Well I finally decided and picked up a new 2022 on Saturday.Man does it feel good in the hand and I like the DA/SA as well. I have already taken it apart and cleaned it so now all I have to do is get to the range and see how it shoots. The only down side was it only came with two mags. Now all I have to do is pick one more mag up and i'll be ready to go. I hope this is one of many to come.


----------



## SaltyDog (Jan 1, 2009)

Congrat's 

A pircture is worth a thousand words:mrgreen:


----------



## unpecador (May 9, 2008)

Congrats! :smt023


----------



## MAGNUS (Mar 21, 2009)

I have a 2022 in 9mm. Great gun! Have only put about 100 rds through it but hope to pick up more ammo this week. Good luck with the gun. I know you will like it.


----------



## Supermanwoot (May 16, 2009)

YES! Great choice my friend. They are such a steal at ~$500. You wont be disappointed at the range either. Mine has been flawless so far, definitely THE best polymer gun for the money hands down IMO. I gotta admit though, it makes me want to buy a p229, p239, p232, and p220 haha.

I ordered my magazines from HERE

They shipped fast and the price was $35 per mag after shipping, that was the cheapest around by about $10 per mag so I figured I'd pass on the savings! Also, I was told that however magazines you THINK you need, buy twice that


----------



## Todd (Jul 3, 2006)

Welcome to the Sig club. :smt023


----------



## benzuncle (Aug 29, 2007)

grey-wolf said:


> ...The only down side was it only came with two mags. Now all I have to do is pick one more mag up and i'll be ready to go. I hope this is one of many to come.

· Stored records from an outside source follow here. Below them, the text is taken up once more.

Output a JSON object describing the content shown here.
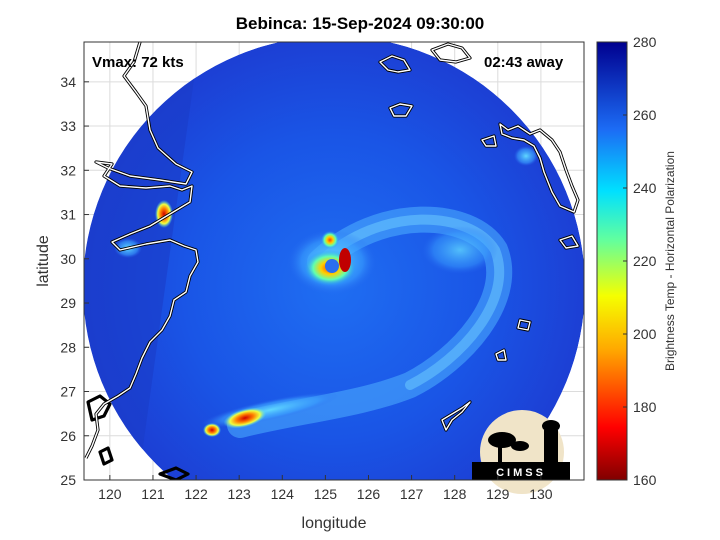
{
  "title": "Bebinca: 15-Sep-2024 09:30:00",
  "annotations": {
    "vmax": "Vmax: 72 kts",
    "away": "02:43 away"
  },
  "axes": {
    "xlabel": "longitude",
    "ylabel": "latitude",
    "xlim": [
      119.4,
      131.0
    ],
    "ylim": [
      25,
      34.9
    ],
    "xticks": [
      120,
      121,
      122,
      123,
      124,
      125,
      126,
      127,
      128,
      129,
      130
    ],
    "yticks": [
      25,
      26,
      27,
      28,
      29,
      30,
      31,
      32,
      33,
      34
    ],
    "grid": true
  },
  "colorbar": {
    "label": "Brightness Temp - Horizontal Polarization",
    "range": [
      160,
      280
    ],
    "ticks": [
      160,
      180,
      200,
      220,
      240,
      260,
      280
    ],
    "colormap": "jet"
  },
  "storm": {
    "center_lon": 125.2,
    "center_lat": 30.1,
    "swath_center_lon": 124.9,
    "swath_center_lat": 29.4
  },
  "logo": {
    "text": "CIMSS"
  },
  "colors": {
    "background_swath": "#2a4fe0",
    "frame": "#000000",
    "grid": "#d9d9d9"
  }
}
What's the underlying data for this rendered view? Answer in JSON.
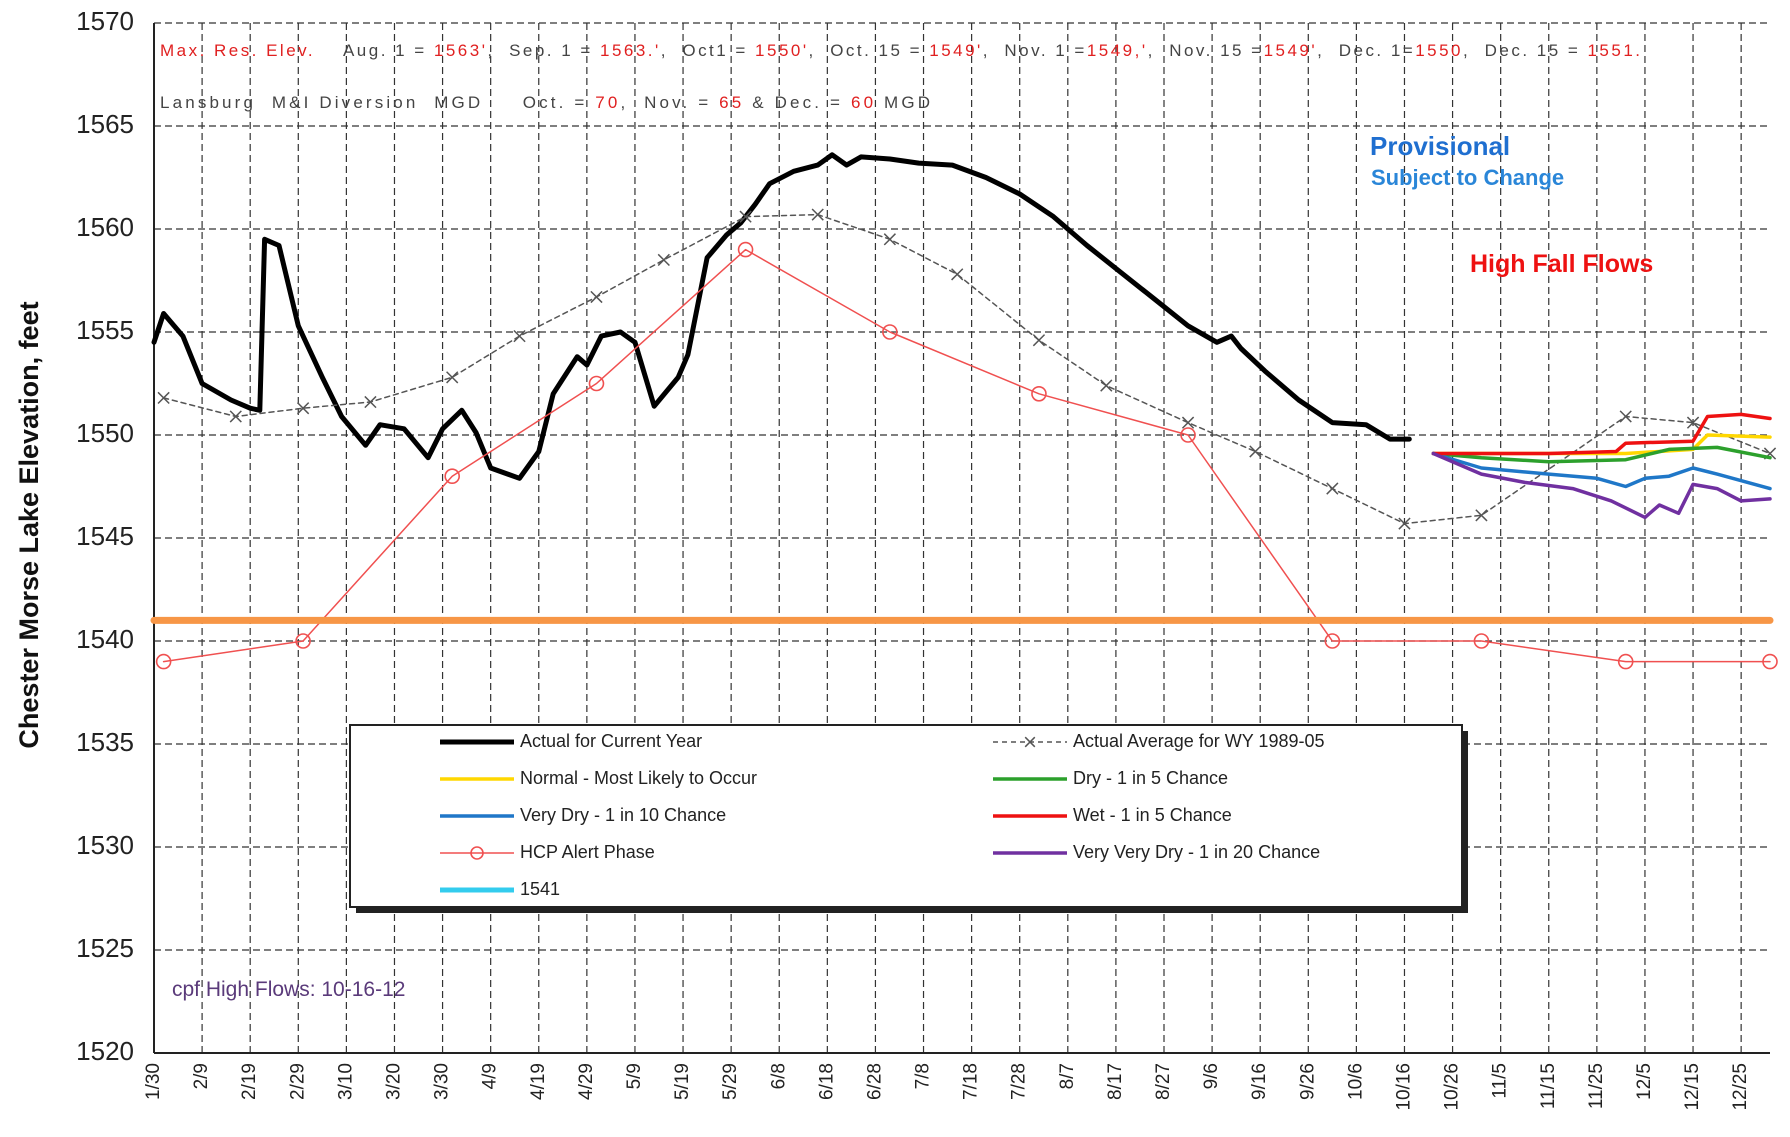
{
  "chart_data": {
    "type": "line",
    "y_label": "Chester Morse Lake Elevation, feet",
    "xlim": [
      "1/30",
      "12/31"
    ],
    "xticks": [
      "1/30",
      "2/9",
      "2/19",
      "2/29",
      "3/10",
      "3/20",
      "3/30",
      "4/9",
      "4/19",
      "4/29",
      "5/9",
      "5/19",
      "5/29",
      "6/8",
      "6/18",
      "6/28",
      "7/8",
      "7/18",
      "7/28",
      "8/7",
      "8/17",
      "8/27",
      "9/6",
      "9/16",
      "9/26",
      "10/6",
      "10/16",
      "10/26",
      "11/5",
      "11/15",
      "11/25",
      "12/5",
      "12/15",
      "12/25"
    ],
    "ylim": [
      1520,
      1570
    ],
    "yticks": [
      1520,
      1525,
      1530,
      1535,
      1540,
      1545,
      1550,
      1555,
      1560,
      1565,
      1570
    ],
    "grid": true,
    "series": [
      {
        "name": "Actual for Current Year",
        "color": "#000000",
        "width": 5,
        "dash": false,
        "x": [
          "1/30",
          "2/1",
          "2/5",
          "2/9",
          "2/15",
          "2/19",
          "2/21",
          "2/22",
          "2/25",
          "2/29",
          "3/5",
          "3/9",
          "3/14",
          "3/17",
          "3/22",
          "3/27",
          "3/30",
          "4/3",
          "4/6",
          "4/9",
          "4/15",
          "4/19",
          "4/22",
          "4/27",
          "4/29",
          "5/2",
          "5/6",
          "5/9",
          "5/13",
          "5/18",
          "5/20",
          "5/24",
          "5/28",
          "5/31",
          "6/3",
          "6/6",
          "6/11",
          "6/16",
          "6/19",
          "6/22",
          "6/25",
          "7/1",
          "7/7",
          "7/14",
          "7/21",
          "7/28",
          "8/4",
          "8/11",
          "8/18",
          "8/25",
          "9/1",
          "9/7",
          "9/10",
          "9/12",
          "9/17",
          "9/24",
          "10/1",
          "10/8",
          "10/13",
          "10/17"
        ],
        "values": [
          1554.5,
          1555.9,
          1554.8,
          1552.5,
          1551.7,
          1551.3,
          1551.2,
          1559.5,
          1559.2,
          1555.3,
          1552.8,
          1550.9,
          1549.5,
          1550.5,
          1550.3,
          1548.9,
          1550.3,
          1551.2,
          1550.1,
          1548.4,
          1547.9,
          1549.2,
          1552,
          1553.8,
          1553.4,
          1554.8,
          1555,
          1554.5,
          1551.4,
          1552.8,
          1553.9,
          1558.6,
          1559.7,
          1560.3,
          1561.2,
          1562.2,
          1562.8,
          1563.1,
          1563.6,
          1563.1,
          1563.5,
          1563.4,
          1563.2,
          1563.1,
          1562.5,
          1561.7,
          1560.6,
          1559.2,
          1557.9,
          1556.6,
          1555.3,
          1554.5,
          1554.8,
          1554.2,
          1553.1,
          1551.7,
          1550.6,
          1550.5,
          1549.8,
          1549.8
        ]
      },
      {
        "name": "Actual Average for WY 1989-05",
        "color": "#555555",
        "width": 1.5,
        "dash": true,
        "marker": "x",
        "x": [
          "2/1",
          "2/16",
          "3/1",
          "3/15",
          "4/1",
          "4/15",
          "5/1",
          "5/15",
          "6/1",
          "6/16",
          "7/1",
          "7/15",
          "8/1",
          "8/15",
          "9/1",
          "9/15",
          "10/1",
          "10/16",
          "11/1",
          "12/1",
          "12/15",
          "12/31"
        ],
        "values": [
          1551.8,
          1550.9,
          1551.3,
          1551.6,
          1552.8,
          1554.8,
          1556.7,
          1558.5,
          1560.6,
          1560.7,
          1559.5,
          1557.8,
          1554.6,
          1552.4,
          1550.6,
          1549.2,
          1547.4,
          1545.7,
          1546.1,
          1550.9,
          1550.6,
          1549.1
        ]
      },
      {
        "name": "Normal - Most Likely to Occur",
        "color": "#ffd700",
        "width": 3.5,
        "dash": false,
        "x": [
          "10/22",
          "12/1",
          "12/15",
          "12/18",
          "12/31"
        ],
        "values": [
          1549.1,
          1549.1,
          1549.3,
          1550.0,
          1549.9
        ]
      },
      {
        "name": "Dry - 1 in 5 Chance",
        "color": "#2ca02c",
        "width": 3.5,
        "dash": false,
        "x": [
          "10/22",
          "11/1",
          "11/15",
          "12/1",
          "12/10",
          "12/20",
          "12/31"
        ],
        "values": [
          1549.1,
          1548.9,
          1548.7,
          1548.8,
          1549.3,
          1549.4,
          1548.9
        ]
      },
      {
        "name": "Very Dry - 1 in 10 Chance",
        "color": "#1f77c8",
        "width": 3.5,
        "dash": false,
        "x": [
          "10/22",
          "11/1",
          "11/15",
          "11/25",
          "12/1",
          "12/5",
          "12/10",
          "12/15",
          "12/20",
          "12/31"
        ],
        "values": [
          1549.1,
          1548.4,
          1548.1,
          1547.9,
          1547.5,
          1547.9,
          1548.0,
          1548.4,
          1548.1,
          1547.4
        ]
      },
      {
        "name": "Wet - 1 in 5 Chance",
        "color": "#ee1111",
        "width": 3.5,
        "dash": false,
        "x": [
          "10/22",
          "11/15",
          "11/29",
          "12/1",
          "12/15",
          "12/18",
          "12/25",
          "12/31"
        ],
        "values": [
          1549.1,
          1549.1,
          1549.2,
          1549.6,
          1549.7,
          1550.9,
          1551.0,
          1550.8
        ]
      },
      {
        "name": "HCP Alert Phase",
        "color": "#f05050",
        "width": 1.5,
        "dash": false,
        "marker": "circle",
        "x": [
          "2/1",
          "3/1",
          "4/1",
          "5/1",
          "6/1",
          "7/1",
          "8/1",
          "9/1",
          "10/1",
          "11/1",
          "12/1",
          "12/31"
        ],
        "values": [
          1539,
          1540,
          1548,
          1552.5,
          1559,
          1555,
          1552,
          1550,
          1540,
          1540,
          1539,
          1539
        ]
      },
      {
        "name": "Very Very Dry - 1 in 20 Chance",
        "color": "#7030a0",
        "width": 3.5,
        "dash": false,
        "x": [
          "10/22",
          "11/1",
          "11/10",
          "11/20",
          "11/28",
          "12/5",
          "12/8",
          "12/12",
          "12/15",
          "12/20",
          "12/25",
          "12/31"
        ],
        "values": [
          1549.1,
          1548.1,
          1547.7,
          1547.4,
          1546.8,
          1546.0,
          1546.6,
          1546.2,
          1547.6,
          1547.4,
          1546.8,
          1546.9
        ]
      },
      {
        "name": "1541",
        "color": "#f79646",
        "legend_color": "#33ccee",
        "width": 7,
        "dash": false,
        "x": [
          "1/30",
          "12/31"
        ],
        "values": [
          1541,
          1541
        ]
      }
    ],
    "annotations": {
      "reservoir_note": [
        {
          "text": "Max. Res. Elev.",
          "color": "#e02020"
        },
        {
          "text": "    Aug. 1 = ",
          "color": "#444444"
        },
        {
          "text": "1563'",
          "color": "#e02020"
        },
        {
          "text": ",  Sep. 1 = ",
          "color": "#444444"
        },
        {
          "text": "1563.'",
          "color": "#e02020"
        },
        {
          "text": ",  Oct1 = ",
          "color": "#444444"
        },
        {
          "text": "1550'",
          "color": "#e02020"
        },
        {
          "text": ",  Oct. 15 = ",
          "color": "#444444"
        },
        {
          "text": "1549'",
          "color": "#e02020"
        },
        {
          "text": ",  Nov. 1 =",
          "color": "#444444"
        },
        {
          "text": "1549,'",
          "color": "#e02020"
        },
        {
          "text": ",  Nov. 15 =",
          "color": "#444444"
        },
        {
          "text": "1549'",
          "color": "#e02020"
        },
        {
          "text": ",  Dec. 1=",
          "color": "#444444"
        },
        {
          "text": "1550",
          "color": "#e02020"
        },
        {
          "text": ",  Dec. 15 = ",
          "color": "#444444"
        },
        {
          "text": "1551.",
          "color": "#e02020"
        }
      ],
      "diversion_note": [
        {
          "text": "Lansburg  M&I Diversion  MGD     Oct. = ",
          "color": "#444444"
        },
        {
          "text": "70",
          "color": "#e02020"
        },
        {
          "text": ",  Nov. = ",
          "color": "#444444"
        },
        {
          "text": "65",
          "color": "#e02020"
        },
        {
          "text": " & Dec. = ",
          "color": "#444444"
        },
        {
          "text": "60",
          "color": "#e02020"
        },
        {
          "text": " MGD",
          "color": "#444444"
        }
      ],
      "provisional": "Provisional",
      "subject_to_change": "Subject to Change",
      "scenario": "High Fall Flows",
      "footnote": "cpf High Flows: 10-16-12"
    }
  }
}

Only 2 mags. Wah. Wah. Wah. :smt022 You just bought a Sig! Come on! :supz:

*Congrats on your purchase*. I looked for a 2022/357sig but couldn't find one and opted for a P239/357sig. I had read that 2022 owners really liked the feel of the triggers.

As already mentioned, Top Gun Supply is the place to go for Sig mags. Forget aftermarket brands. Top Gun will run out occasionally but they'll get more. Do not ignore the used police mags. I bought 4 of them for my P239 for a very good price. They had never been out of the plastic bag and were still gunked up.

:watching: I have my popcorn; I am ready for the pix now and am anxious to hear how you like it once you've pulled the trigger. If this is your first Sig, expect more to follow you home. It's a Signess.


----------



## Growler67 (Sep 8, 2008)

Tom and his staff at TGS are great. They were out when I was looking for more mags for my SP so I got them from Dave at DKMags.com. He's a good guy as well when it comes to mags.


----------



## grey-wolf (Jun 3, 2007)

Well I made it to the range yesterday and I must say I am very impressed so far. It has a different feel than my PX4 so i'll need to get in a little more range time before I make the switch on carry guns. I put 100 rds through it so far and I must say the gun is more accuate than I expected, the trigger is smoother than my Beretta as well. Don't get me wrong i'm not bashing my Beretta I like it very much. I do feel for 500.00 the 2022 is alot of gun for the money. I know this will not be my last because i'm already looking at another but that one will have to wait till income tax time because of the price. Oh no I may be coming down with the Signess. So now I just gotta do a little more searching for a holster for it. I heard High Noon Holsters has some kind of extruded material holster for 50.00 so that may have to do for now untill I get my Tucker holster. I'll try to post some pics later.


----------